Use for offline version comparisons:

  • Shared dataset input
  • Success/latency summaries
  • JSON report output for CI artifacts
  • Local JSON datasets or LangSmith datasets (JS supports --no-langsmith to disable remote loading)

scripts/mock_llm_responses.py / .js

Use for deterministic test doubles:

  • single
  • sequence
  • conditional

Decision Rules

If behavior is deterministic and local:

  • Use unit tests first.

If behavior depends on tool sequence/routing:

  • Add trajectory evaluation.

If behavior depends on realistic distribution quality:

  • Run LangSmith dataset evaluation.

If approving a replacement model/prompt/graph:

  • Run A/B comparison and check both quality and latency.

Common Failure Patterns

Flaky tests

  • Cause: real-model nondeterminism in unit scope.
  • Fix: mock LLM/tool calls for unit tests; reserve real-model tests for separate integration marks.

High trajectory variance

  • Cause: overly strict matching for workflows with equivalent paths.
  • Fix: switch match mode (unordered, subset, or superset) where appropriate.

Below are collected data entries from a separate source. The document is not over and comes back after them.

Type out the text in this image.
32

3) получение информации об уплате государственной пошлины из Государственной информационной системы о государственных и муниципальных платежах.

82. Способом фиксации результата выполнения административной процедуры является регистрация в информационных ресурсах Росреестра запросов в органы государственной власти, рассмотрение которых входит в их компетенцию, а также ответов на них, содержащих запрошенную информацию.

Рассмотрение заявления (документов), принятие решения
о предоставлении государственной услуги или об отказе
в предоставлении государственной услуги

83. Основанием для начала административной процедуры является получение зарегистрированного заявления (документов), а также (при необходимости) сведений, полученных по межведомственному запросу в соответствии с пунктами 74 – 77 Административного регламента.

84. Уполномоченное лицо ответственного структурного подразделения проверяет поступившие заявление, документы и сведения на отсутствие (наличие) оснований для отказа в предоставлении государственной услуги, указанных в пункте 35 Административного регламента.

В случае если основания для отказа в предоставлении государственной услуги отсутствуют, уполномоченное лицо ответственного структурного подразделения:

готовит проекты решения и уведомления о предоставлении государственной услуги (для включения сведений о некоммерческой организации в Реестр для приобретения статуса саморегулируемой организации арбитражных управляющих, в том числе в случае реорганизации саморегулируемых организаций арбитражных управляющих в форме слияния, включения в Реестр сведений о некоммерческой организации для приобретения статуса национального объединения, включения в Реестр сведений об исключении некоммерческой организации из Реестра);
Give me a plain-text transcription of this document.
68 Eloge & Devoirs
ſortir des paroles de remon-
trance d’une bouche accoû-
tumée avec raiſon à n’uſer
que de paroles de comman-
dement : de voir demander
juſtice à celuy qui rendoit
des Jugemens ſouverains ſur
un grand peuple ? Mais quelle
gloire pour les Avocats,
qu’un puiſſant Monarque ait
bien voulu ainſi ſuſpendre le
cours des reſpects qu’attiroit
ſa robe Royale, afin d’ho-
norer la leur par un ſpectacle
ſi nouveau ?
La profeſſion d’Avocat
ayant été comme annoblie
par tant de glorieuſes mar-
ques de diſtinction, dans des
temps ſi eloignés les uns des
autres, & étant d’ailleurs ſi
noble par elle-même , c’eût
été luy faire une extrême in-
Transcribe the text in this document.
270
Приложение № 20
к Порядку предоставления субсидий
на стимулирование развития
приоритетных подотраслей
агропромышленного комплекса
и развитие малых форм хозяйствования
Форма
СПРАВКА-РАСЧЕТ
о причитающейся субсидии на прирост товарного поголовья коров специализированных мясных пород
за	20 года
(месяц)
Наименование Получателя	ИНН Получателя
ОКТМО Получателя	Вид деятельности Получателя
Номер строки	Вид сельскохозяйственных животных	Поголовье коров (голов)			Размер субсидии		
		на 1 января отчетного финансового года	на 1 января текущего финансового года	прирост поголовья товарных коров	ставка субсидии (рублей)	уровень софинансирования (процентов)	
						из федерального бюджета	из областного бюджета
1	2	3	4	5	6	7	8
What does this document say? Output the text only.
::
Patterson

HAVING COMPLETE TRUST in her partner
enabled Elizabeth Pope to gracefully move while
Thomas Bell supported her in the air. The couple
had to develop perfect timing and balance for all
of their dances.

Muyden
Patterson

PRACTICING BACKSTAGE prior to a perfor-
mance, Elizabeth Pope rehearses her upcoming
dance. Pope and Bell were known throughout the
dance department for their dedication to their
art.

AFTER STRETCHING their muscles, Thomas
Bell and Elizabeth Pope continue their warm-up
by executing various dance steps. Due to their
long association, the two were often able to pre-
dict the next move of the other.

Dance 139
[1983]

Regressions hidden by averages

  • Cause: only aggregate score monitored.
  • Fix: inspect per-example failures and segment by category metadata.

Latency regressions with same quality

  • Cause: no explicit latency gate.
  • Fix: include latency evaluator and CI threshold.

Minimal Best Practices

  1. Keep fast deterministic tests as the largest share.
  2. Version datasets and keep them stable.
  3. Track both correctness and latency.
  4. Add explicit go/no-go thresholds in CI.
  5. Compare candidate vs baseline before production rollout.
  6. Investigate failures with trace-level evidence, not only aggregate scores.